I am a 20-year-old undergraduate student in computer science at University of Strasbourg (France). Fascinated by the human mind, I plan to study Artificial Intelligence after I complete my Bachelor degree. For this reason, I've been looking for an opportunity to start doing machine learning on my own.

I am not new to open source development: since late 2010, I have made small contributions to the Weboob project, a python framework for interacting with websites. This taught me how to work with others and interact with their code, with Git as the VCS.

Should this be relevant (for interaction with existing code, or implementing performance-critical features), I also have some experience in C programming, mainly from school courses.

Because of my long-term interests for machine learning, and my willingness to acquire as many skills as I can in this domain, I shall be entirely commited to this project. I will probably stick around after the summer is over, particularly if I feel my work is not polished enough.

When a new contributor uploads a package, the latter is analyzed to extract relevant metadata from it. The metadata is then compared to a database of existing packages, to find packages similar to the new contributor's. The maintainers of those similar packages are then kept as potential sponsors.

Metadata extraction could be done with a supervised learning algorithm, using existing packages and Debtags' database for training. I'm not certain this is the right way, and I'll research that before the beginning of GSoC.

Matching a package with sponsors will be done in an unsupervised way, looking for similarities with the existing packages.
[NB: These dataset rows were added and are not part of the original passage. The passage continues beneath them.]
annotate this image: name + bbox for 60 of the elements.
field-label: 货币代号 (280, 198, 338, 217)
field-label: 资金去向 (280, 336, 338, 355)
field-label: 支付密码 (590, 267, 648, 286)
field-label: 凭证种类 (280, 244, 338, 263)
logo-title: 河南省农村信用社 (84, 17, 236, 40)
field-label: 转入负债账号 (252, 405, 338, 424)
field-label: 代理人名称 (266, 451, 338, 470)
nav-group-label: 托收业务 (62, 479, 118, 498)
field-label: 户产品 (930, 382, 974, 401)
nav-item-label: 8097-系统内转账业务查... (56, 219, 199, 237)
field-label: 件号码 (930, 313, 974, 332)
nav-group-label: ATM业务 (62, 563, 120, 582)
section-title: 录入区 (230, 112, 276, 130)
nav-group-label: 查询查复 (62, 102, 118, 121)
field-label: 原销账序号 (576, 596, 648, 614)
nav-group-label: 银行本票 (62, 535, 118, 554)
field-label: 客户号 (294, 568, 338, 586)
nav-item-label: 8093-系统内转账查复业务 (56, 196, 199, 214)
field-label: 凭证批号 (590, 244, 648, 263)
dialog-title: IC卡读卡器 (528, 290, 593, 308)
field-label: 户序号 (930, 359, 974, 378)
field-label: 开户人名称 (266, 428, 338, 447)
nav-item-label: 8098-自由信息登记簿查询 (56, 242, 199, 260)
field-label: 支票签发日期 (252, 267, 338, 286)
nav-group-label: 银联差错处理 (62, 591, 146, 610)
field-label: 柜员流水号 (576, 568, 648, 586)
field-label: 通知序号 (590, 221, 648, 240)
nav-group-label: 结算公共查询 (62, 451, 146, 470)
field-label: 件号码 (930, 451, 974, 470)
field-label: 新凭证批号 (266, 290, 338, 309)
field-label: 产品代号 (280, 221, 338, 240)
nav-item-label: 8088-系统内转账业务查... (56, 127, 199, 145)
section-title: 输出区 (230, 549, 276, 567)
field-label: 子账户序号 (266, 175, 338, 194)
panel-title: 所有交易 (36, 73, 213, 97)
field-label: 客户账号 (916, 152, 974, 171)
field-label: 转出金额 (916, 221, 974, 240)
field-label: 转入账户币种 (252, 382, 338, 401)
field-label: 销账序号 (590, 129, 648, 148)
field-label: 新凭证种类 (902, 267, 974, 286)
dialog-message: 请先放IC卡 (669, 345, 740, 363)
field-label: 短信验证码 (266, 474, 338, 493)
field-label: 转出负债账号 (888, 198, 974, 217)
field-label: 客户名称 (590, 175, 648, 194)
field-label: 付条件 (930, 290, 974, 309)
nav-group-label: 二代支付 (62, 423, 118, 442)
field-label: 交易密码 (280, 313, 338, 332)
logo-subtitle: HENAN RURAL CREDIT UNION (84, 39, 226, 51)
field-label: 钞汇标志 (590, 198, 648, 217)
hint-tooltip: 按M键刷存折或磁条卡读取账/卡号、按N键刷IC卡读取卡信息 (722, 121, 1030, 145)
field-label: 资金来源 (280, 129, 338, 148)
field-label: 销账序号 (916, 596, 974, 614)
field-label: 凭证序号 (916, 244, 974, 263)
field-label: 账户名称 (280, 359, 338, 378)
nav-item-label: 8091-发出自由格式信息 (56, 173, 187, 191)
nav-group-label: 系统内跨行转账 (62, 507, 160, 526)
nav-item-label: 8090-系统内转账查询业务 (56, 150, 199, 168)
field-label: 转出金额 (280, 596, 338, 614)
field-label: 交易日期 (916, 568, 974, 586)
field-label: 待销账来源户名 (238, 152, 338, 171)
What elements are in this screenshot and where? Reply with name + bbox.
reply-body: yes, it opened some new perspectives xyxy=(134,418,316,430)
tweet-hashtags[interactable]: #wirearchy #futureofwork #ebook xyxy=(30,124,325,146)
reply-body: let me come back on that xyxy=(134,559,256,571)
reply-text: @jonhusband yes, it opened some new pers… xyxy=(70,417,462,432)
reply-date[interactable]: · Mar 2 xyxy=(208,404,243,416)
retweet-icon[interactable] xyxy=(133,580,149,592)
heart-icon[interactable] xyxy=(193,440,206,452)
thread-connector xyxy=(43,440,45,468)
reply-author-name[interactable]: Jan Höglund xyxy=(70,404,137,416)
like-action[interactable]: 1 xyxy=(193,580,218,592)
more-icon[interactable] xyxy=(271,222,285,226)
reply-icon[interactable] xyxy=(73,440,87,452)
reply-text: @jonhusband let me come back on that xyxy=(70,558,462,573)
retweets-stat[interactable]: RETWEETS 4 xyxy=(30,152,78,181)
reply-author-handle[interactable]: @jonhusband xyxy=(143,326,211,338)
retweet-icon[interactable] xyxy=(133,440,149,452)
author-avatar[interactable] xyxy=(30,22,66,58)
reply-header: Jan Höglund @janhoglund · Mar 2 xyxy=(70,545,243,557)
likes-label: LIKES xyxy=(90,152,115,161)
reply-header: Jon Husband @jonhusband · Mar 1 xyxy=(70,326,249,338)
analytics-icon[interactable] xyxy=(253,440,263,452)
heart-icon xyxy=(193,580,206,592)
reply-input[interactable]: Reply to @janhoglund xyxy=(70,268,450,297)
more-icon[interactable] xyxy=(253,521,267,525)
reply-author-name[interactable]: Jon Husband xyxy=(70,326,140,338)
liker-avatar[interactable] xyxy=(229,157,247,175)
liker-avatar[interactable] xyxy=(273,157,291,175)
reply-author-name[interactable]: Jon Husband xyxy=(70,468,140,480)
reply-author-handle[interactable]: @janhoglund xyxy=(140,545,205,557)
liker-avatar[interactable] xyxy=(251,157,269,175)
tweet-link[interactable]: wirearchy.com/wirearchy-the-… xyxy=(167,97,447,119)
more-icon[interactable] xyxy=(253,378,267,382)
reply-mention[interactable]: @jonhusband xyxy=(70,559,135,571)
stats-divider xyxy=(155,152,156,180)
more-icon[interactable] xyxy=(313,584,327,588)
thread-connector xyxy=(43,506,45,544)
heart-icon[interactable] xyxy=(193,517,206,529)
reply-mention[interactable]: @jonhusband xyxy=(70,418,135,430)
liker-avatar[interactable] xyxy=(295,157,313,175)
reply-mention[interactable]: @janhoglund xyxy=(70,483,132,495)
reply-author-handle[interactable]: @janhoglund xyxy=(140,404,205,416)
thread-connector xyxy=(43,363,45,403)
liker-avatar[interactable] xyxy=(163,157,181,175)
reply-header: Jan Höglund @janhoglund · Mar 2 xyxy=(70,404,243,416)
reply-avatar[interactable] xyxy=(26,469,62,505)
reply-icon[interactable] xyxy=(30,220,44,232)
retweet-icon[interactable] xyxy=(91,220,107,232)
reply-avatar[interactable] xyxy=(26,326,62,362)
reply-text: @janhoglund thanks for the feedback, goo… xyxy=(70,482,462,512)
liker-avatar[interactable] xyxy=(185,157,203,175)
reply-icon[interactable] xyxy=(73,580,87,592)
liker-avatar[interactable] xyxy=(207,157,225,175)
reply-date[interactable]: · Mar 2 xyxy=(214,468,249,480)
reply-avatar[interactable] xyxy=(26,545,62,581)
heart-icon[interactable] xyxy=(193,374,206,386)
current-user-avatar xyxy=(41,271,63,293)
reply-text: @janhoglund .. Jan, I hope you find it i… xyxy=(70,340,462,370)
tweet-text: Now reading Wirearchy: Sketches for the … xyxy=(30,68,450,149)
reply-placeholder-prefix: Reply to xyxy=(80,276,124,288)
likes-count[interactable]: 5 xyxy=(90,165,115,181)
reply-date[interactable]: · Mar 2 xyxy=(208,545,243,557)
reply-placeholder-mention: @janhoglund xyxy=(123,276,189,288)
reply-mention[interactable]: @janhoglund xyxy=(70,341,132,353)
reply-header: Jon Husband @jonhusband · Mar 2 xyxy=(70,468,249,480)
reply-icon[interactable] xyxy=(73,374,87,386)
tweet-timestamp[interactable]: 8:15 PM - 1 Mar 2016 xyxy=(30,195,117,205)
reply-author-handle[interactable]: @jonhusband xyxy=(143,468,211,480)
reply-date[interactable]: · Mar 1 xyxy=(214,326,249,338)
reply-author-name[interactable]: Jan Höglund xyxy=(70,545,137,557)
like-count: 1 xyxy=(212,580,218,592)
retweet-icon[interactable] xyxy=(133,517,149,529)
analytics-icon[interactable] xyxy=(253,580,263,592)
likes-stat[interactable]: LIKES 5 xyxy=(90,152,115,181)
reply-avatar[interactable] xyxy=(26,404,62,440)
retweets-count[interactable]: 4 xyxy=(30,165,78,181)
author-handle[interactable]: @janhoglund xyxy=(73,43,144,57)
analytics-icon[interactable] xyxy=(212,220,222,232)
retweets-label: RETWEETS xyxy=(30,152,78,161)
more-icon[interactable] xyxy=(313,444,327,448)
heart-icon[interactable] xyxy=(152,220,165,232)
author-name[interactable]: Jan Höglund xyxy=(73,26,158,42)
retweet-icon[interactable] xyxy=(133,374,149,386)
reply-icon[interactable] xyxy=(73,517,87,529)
The database could consist of all packages from registered sponsors, and/or be based on the entire Debian archive, using for example Debtags to avoid excessive calculation.

Using automatic metadata extraction from packages and learning algorithms, this project aims to match prospective maintainers with potential sponsors more easily and quickly. An efficient Web interface will be developed, so that maintainers and sponsors can access and improve this semantic metadata.

Debian has been my distribution of choice since 2004, for servers and desktops alike. However, I have been occasionally frustrated by the lack of reactivity for some important packages in Sid (KDE for example), and I always felt that the packaging system, while efficient for users, is unnecessarily complex and opaque for new packagers. For this reason, I regularly try other distributions for my desktop computer, and keep getting back to Debian, because it 'just works'. The grass is not so much more green on the other side.

The research I made after I heard of this project made me realize that package maintaining is not so inaccessible after all. This GSoC looks like a great introduction to the Debian process.